The design constraints for Easy Diffusion’s next engine (i.e. sdkit v3) are: Lean: Install size of < 200 MB uncompressed (excluding models). Fast: Performance within 10% of the best-possible speed on that GPU for that model. Capable: Supports Stable Diffusion 1.x, 2.x, 3.x, XL, Flux, Chroma, ControlNet, LORA, Embedding, VAE. Supports loading custom model weights (from civitai etc), and memory offloading (for smaller GPUs). Targets: Desktops and Laptops, Windows/Linux/Mac, NVIDIA/AMD/Intel/Apple. I think it’s possible, using ML compilers like TensorRT-RTX (and similar compilers for other platforms). See: Some notes on ML compilers.

  • #easydiffusion
  • #sdkit
  • #amd
  • #torchruntime
  • #windows
  • #intel
  • #integrated
  • #directml

Easy Diffusion (and sdkit) now also support AMD on Windows automatically (using DirectML), thanks to integrating with torchruntime.

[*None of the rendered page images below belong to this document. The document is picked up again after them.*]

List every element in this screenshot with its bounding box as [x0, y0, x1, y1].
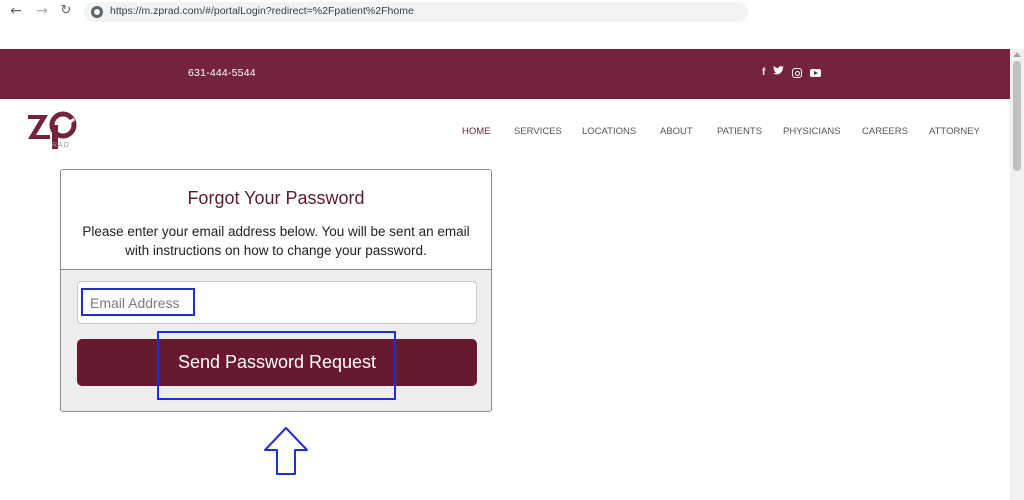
- email-highlight-box: [81, 288, 195, 316]
- main-navigation: HOME SERVICES LOCATIONS ABOUT PATIENTS P…: [0, 126, 1010, 140]
- browser-toolbar: ← → ↻ https://m.zprad.com/#/portalLogin?…: [0, 0, 1024, 24]
- instagram-icon[interactable]: [792, 67, 803, 78]
- scrollbar-thumb[interactable]: [1013, 61, 1021, 171]
- social-links: f: [762, 66, 822, 79]
- nav-item-physicians[interactable]: PHYSICIANS: [783, 126, 841, 137]
- reload-icon[interactable]: ↻: [58, 3, 74, 19]
- forward-arrow-icon[interactable]: →: [34, 3, 50, 19]
- nav-item-patients[interactable]: PATIENTS: [717, 126, 762, 137]
- card-header: Forgot Your Password Please enter your e…: [61, 170, 491, 270]
- nav-item-home[interactable]: HOME: [462, 126, 491, 137]
- scroll-up-arrow-icon[interactable]: [1013, 52, 1021, 57]
- address-bar[interactable]: https://m.zprad.com/#/portalLogin?redire…: [84, 2, 748, 22]
- nav-item-about[interactable]: ABOUT: [660, 126, 693, 137]
- button-highlight-box: [157, 331, 396, 400]
- site-info-icon[interactable]: [91, 6, 103, 18]
- nav-item-locations[interactable]: LOCATIONS: [582, 126, 636, 137]
- top-contact-bar: 631-444-5544 f: [0, 49, 1010, 99]
- logo-subtext: RAD: [52, 142, 70, 149]
- up-arrow-icon: [264, 427, 308, 475]
- card-description: Please enter your email address below. Y…: [82, 224, 470, 258]
- back-arrow-icon[interactable]: ←: [8, 3, 24, 19]
- nav-item-careers[interactable]: CAREERS: [862, 126, 908, 137]
- youtube-icon[interactable]: [810, 68, 822, 77]
- nav-item-services[interactable]: SERVICES: [514, 126, 562, 137]
- url-text: https://m.zprad.com/#/portalLogin?redire…: [110, 5, 414, 17]
- facebook-icon[interactable]: f: [762, 67, 765, 79]
- page-scrollbar[interactable]: [1010, 49, 1024, 500]
- phone-number[interactable]: 631-444-5544: [188, 67, 256, 79]
- twitter-icon[interactable]: [773, 66, 785, 79]
- nav-item-attorney[interactable]: ATTORNEY: [929, 126, 980, 137]
- card-title: Forgot Your Password: [187, 188, 365, 208]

It also supports integrated GPUs (Intel and AMD) on Windows, making Easy Diffusion faster on PCs without dedicated graphics cards.

  • #easydiffusion
  • #torchruntime
  • #sdkit

Spent the last week or two getting torchruntime fully integrated into Easy Diffusion, and making sure that it handles all the edge-cases. Easy Diffusion now uses torchruntime to automatically install the best-possible version of torch (on the users’ computer) and support a wider variety of GPUs (as well as older GPUs). And it uses a GPU-agnostic device API, so Easy Diffusion will automatically support additional GPUs when they are supported by torchruntime.

  • #easydiffusion
  • #sdkit
  • #freebird
  • #worklog

Continued to test and fix issues in sdkit, after the change to support DirectML. The change is fairly intrusive, since it removes direct references to torch.cuda with a layer of abstraction. Fixed a few regressions, and it now passes all the regression tests for CPU and CUDA support (i.e. existing users). Will test for DirectML next, although it will fail (with out-of-memory) for anything but the simplest tests (since DirectML is quirky with memory allocation).

  • #easydiffusion
  • #sdkit

Worked on adding support for DirectML in sdkit. This allows AMD GPUs and Integrated GPUs to generate images on Windows. DirectML seems like it’s really inefficient with memory though. So for now it only manages to generate images using SD 1.5. XL and larger models fail to generate, even though I have a 12 GB of VRAM in my graphics card.